For instance, durable materials mean the customer won’t have to buy replacement parts as often. Their juicer can fall to the floor without taking damage. Dishwasher-safe parts mean that the juicer is easier to clean, and so the customer can save time. Less time cleaning means more time to spend with their family or enjoying their hobbies.
By highlighting the concrete benefits of using your product, you put a clear image in your customer’s mind. And if they can imagine using the product, they can imagine buying it.
Help Them Scan
Last but not least, you want to make your descriptions scannable. As already mentioned, proper formatting plays a key role in this. But there are further efforts you can make so that customers want to read your description.
Use short sentences and straightforward language to describe your product. Each sentence should communicate a single idea, not two or three. If a word with less syllables will do the trick, that’s the word to use. Customers aren’t reading your description to see how large your vocabulary is. They just want information.
Use bullet points to draw attention to the most salient product features. Whenever possible, avoid creating a wall of text. Bullet points help break up your description into easily scannable pieces, and make it quick and easy for customers to get the information they are looking for.

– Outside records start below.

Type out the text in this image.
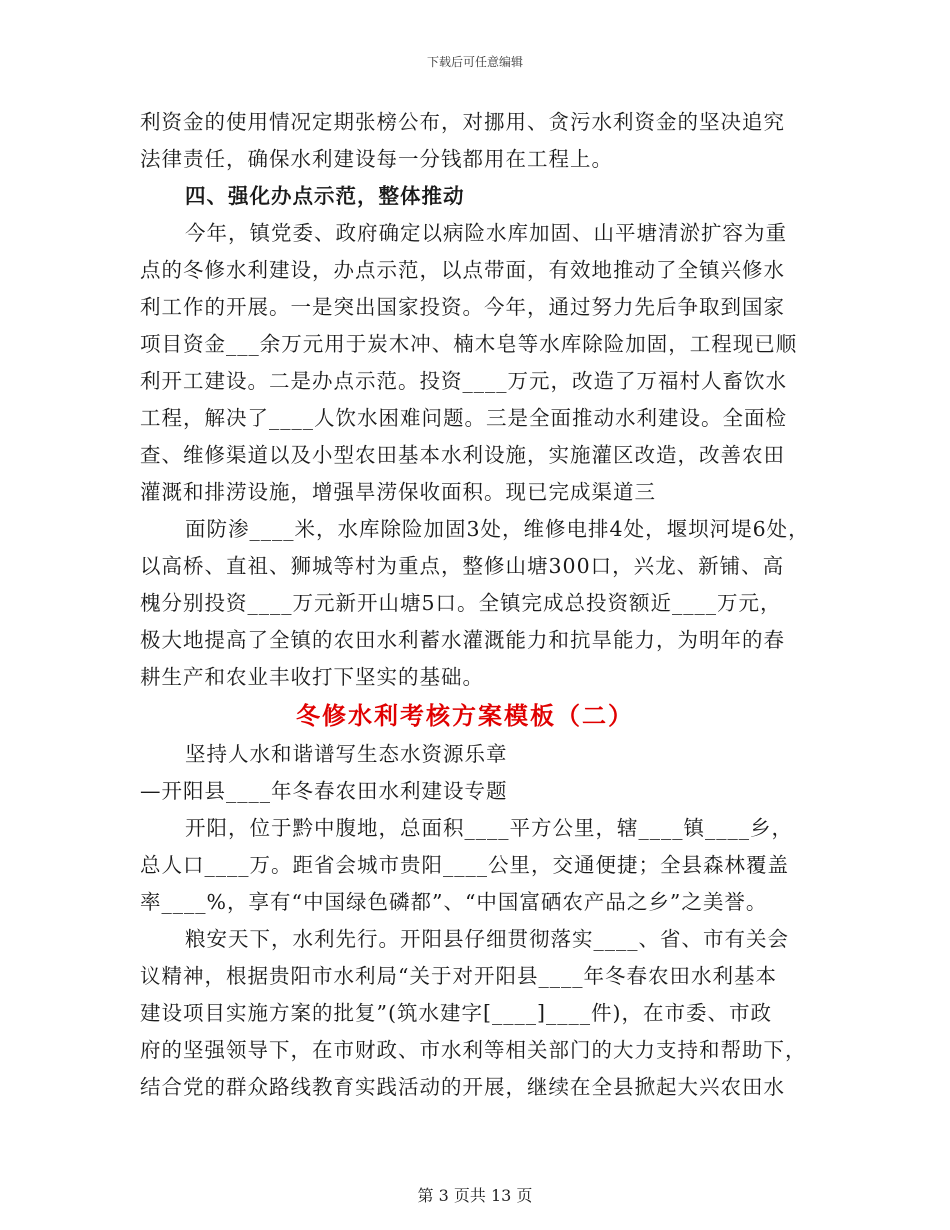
下载后可任意编辑
利资金的使用情况定期张榜公布，对挪用、贪污水利资金的坚决追究
法律责任，确保水利建设每一分钱都用在工程上。
四、强化办点示范，整体推动
今年，镇党委、政府确定以病险水库加固、山平塘清淤扩容为重
点的冬修水利建设，办点示范，以点带面，有效地推动了全镇兴修水
利工作的开展。一是突出国家投资。今年，通过努力先后争取到国家
项目资金___余万元用于炭木冲、楠木皂等水库除险加固，工程现已顺
利开工建设。二是办点示范。投资____万元，改造了万福村人畜饮水
工程，解决了____人饮水困难问题。三是全面推动水利建设。全面检
查、维修渠道以及小型农田基本水利设施，实施灌区改造，改善农田
灌溉和排涝设施，增强旱涝保收面积。现已完成渠道三
面防渗____米，水库除险加固3处，维修电排4处，堰坝河堤6处，
以高桥、直祖、狮城等村为重点，整修山塘300口，兴龙、新铺、高
槐分别投资____万元新开山塘5口。全镇完成总投资额近____万元，
极大地提高了全镇的农田水利蓄水灌溉能力和抗旱能力，为明年的春
耕生产和农业丰收打下坚实的基础。
冬修水利考核方案模板（二）
坚持人水和谐谱写生态水资源乐章
—开阳县____年冬春农田水利建设专题
开阳，位于黔中腹地，总面积____平方公里，辖____镇____乡，
总人口____万。距省会城市贵阳____公里，交通便捷；全县森林覆盖
率____%，享有“中国绿色磷都”、“中国富硒农产品之乡”之美誉。
粮安天下，水利先行。开阳县仔细贯彻落实____、省、市有关会
议精神，根据贵阳市水利局“关于对开阳县____年冬春农田水利基本
建设项目实施方案的批复”(筑水建字[____]____件)，在市委、市政
府的坚强领导下，在市财政、市水利等相关部门的大力支持和帮助下，
结合党的群众路线教育实践活动的开展，继续在全县掀起大兴农田水
第 3 页共 13 页
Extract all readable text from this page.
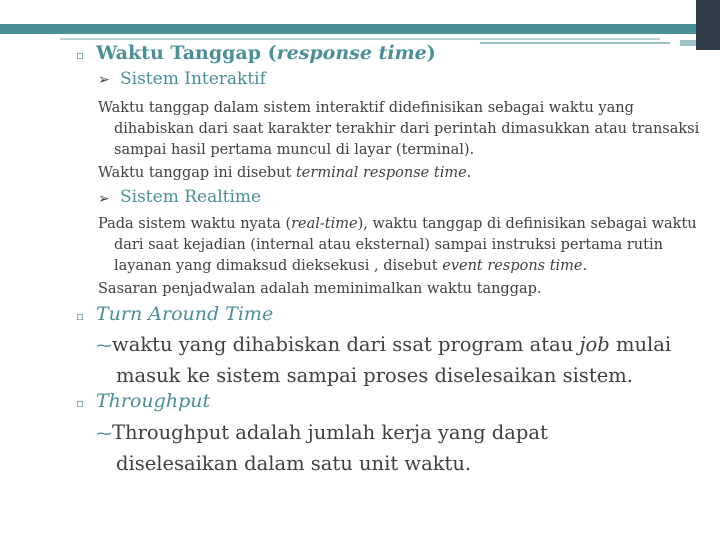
▫ Waktu Tanggap (response time)
➢ Sistem Interaktif
Waktu tanggap dalam sistem interaktif didefinisikan sebagai waktu yang
dihabiskan dari saat karakter terakhir dari perintah dimasukkan atau transaksi
sampai hasil pertama muncul di layar (terminal).
Waktu tanggap ini disebut terminal response time.
➢ Sistem Realtime
Pada sistem waktu nyata (real-time), waktu tanggap di definisikan sebagai waktu
dari saat kejadian (internal atau eksternal) sampai instruksi pertama rutin
layanan yang dimaksud dieksekusi , disebut event respons time.
Sasaran penjadwalan adalah meminimalkan waktu tanggap.
▫ Turn Around Time
⁓waktu yang dihabiskan dari ssat program atau job mulai
masuk ke sistem sampai proses diselesaikan sistem.
▫ Throughput
⁓Throughput adalah jumlah kerja yang dapat
diselesaikan dalam satu unit waktu.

Consider including a product video. Customers tend to trust brands that show videos, since they feel they’re getting a product demo and can see the product itself instead of an image that could be photoshopped.
If you follow these strategies for optimizing your product listings, you should start to see your numbers go up. Even employing just a few of these tips and tricks will make a difference. Never underestimate the importance of your product descriptions: they take the place of an in-person conversation at a brick-and-mortar store.